Treating a nil user and institution as real objects with behavior allows us to avoid the explicit nil type checks and treat these cases just like any other object in our system. Spread across the codebase, this adds up to much cleaner code and aids debugging nil errors that can often propagate up several levels of objects before being revealed.

2. Sentinel Objects

The Null Object Pattern can be overkill when all we want is to represent a nil object in our system that has no behavior other than being treated as the context of “None” for a given class. A sentinel object can be your best friend in this regard. Consider:

class Commission
  NoCommission = Class.new

  def self.for_user(user_id, since = 2.weeks.ago)
    commission = ExternalCRM.commission_for_employee(user_id, since)
    commission || NoCommission
  end
end

In the above example, if we happen to to receive no commission for the user given the time period, instead of leaking nil, we can pass back a NoCommission object. This can give context to the caller and prevent the dreaded nil stack trace. (i.e. NoMethodError: undefined method 'total' for #<NoCommission:0x007fa806c14818>. Now instead of tracing where our nil was produced, we know exactly where it originated simply by using a sentinel object.

3. Hash#fetch

Another easy way to prevent nil errors is to use Hash#fetch when pulling values out of hashes that you expect to be provided.
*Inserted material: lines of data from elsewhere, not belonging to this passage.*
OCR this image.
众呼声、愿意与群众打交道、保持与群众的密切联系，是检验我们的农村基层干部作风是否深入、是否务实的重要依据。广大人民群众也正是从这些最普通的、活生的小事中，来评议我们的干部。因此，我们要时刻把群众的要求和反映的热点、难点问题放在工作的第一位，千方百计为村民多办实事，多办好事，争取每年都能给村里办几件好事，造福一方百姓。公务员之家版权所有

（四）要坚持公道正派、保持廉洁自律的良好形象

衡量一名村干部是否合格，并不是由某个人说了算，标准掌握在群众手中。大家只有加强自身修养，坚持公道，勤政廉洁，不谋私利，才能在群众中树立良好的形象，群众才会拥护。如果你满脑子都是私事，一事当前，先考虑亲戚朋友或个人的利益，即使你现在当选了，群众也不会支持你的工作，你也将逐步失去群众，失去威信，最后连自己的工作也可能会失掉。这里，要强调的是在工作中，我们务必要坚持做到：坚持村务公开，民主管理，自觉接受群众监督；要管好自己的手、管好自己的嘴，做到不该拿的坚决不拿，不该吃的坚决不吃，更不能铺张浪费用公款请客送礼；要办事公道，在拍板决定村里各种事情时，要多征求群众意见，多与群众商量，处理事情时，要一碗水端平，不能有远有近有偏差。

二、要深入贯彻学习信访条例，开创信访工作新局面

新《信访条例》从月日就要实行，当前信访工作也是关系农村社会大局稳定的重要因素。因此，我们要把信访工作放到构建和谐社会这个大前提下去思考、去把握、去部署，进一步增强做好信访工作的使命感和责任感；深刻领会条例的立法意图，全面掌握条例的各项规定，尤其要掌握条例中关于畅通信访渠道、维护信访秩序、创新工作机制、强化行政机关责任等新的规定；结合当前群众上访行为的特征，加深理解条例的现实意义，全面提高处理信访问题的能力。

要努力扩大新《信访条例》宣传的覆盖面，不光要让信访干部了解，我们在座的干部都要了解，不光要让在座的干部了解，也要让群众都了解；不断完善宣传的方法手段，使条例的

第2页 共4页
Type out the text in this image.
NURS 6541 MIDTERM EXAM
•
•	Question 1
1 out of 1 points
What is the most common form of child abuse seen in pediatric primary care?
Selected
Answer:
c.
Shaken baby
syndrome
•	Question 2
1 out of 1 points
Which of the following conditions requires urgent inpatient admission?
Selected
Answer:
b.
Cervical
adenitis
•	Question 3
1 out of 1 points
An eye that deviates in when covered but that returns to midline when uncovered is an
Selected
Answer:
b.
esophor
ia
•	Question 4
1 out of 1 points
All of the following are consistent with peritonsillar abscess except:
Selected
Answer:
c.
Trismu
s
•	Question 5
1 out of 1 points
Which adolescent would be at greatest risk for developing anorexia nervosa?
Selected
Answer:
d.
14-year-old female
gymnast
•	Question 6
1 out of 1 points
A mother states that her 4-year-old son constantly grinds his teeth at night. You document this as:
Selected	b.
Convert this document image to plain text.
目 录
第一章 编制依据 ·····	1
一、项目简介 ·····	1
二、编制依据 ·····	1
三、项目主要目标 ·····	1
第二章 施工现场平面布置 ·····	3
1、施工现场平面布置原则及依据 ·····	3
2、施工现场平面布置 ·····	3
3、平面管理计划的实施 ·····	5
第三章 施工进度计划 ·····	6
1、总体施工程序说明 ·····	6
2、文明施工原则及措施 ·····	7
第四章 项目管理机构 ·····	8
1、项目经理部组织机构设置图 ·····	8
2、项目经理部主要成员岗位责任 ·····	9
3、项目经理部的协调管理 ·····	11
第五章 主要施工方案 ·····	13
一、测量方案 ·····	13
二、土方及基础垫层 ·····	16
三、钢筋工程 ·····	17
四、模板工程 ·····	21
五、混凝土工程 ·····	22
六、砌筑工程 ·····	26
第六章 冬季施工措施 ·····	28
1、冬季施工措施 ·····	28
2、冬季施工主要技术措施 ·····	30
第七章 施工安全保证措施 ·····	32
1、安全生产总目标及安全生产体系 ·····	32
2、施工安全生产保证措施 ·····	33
For example:

class SMSNotifier
  def initialize(params = {})
    @user = params.fetch :user
    ...
  end

  def send_welcome_message
    ExternalSMS.deliver(@user.phone_number, "Welcome...")
  end
end

If params[:user] was nil, we would not find out until the first message was sent to to @user, at which point a nil error would be raised. Simply using Hash#fetch will raise KeyError: key not found: :user for us when pulling the user out of the params hash.

4. Use ActiveRecord “bang” methods

Simply using ActiveRecord bang methods create!, save!, etc that Rails provides will give you free debugging support when operations are expected to complete successfully by raising runtime errors.

Avoiding nil helps keep your Ruby stack traces relevant, gives better context to your callers, and lets you add behavior to real objects that would otherwise be handled by a series of ifs and nil type checks throughout your codebase.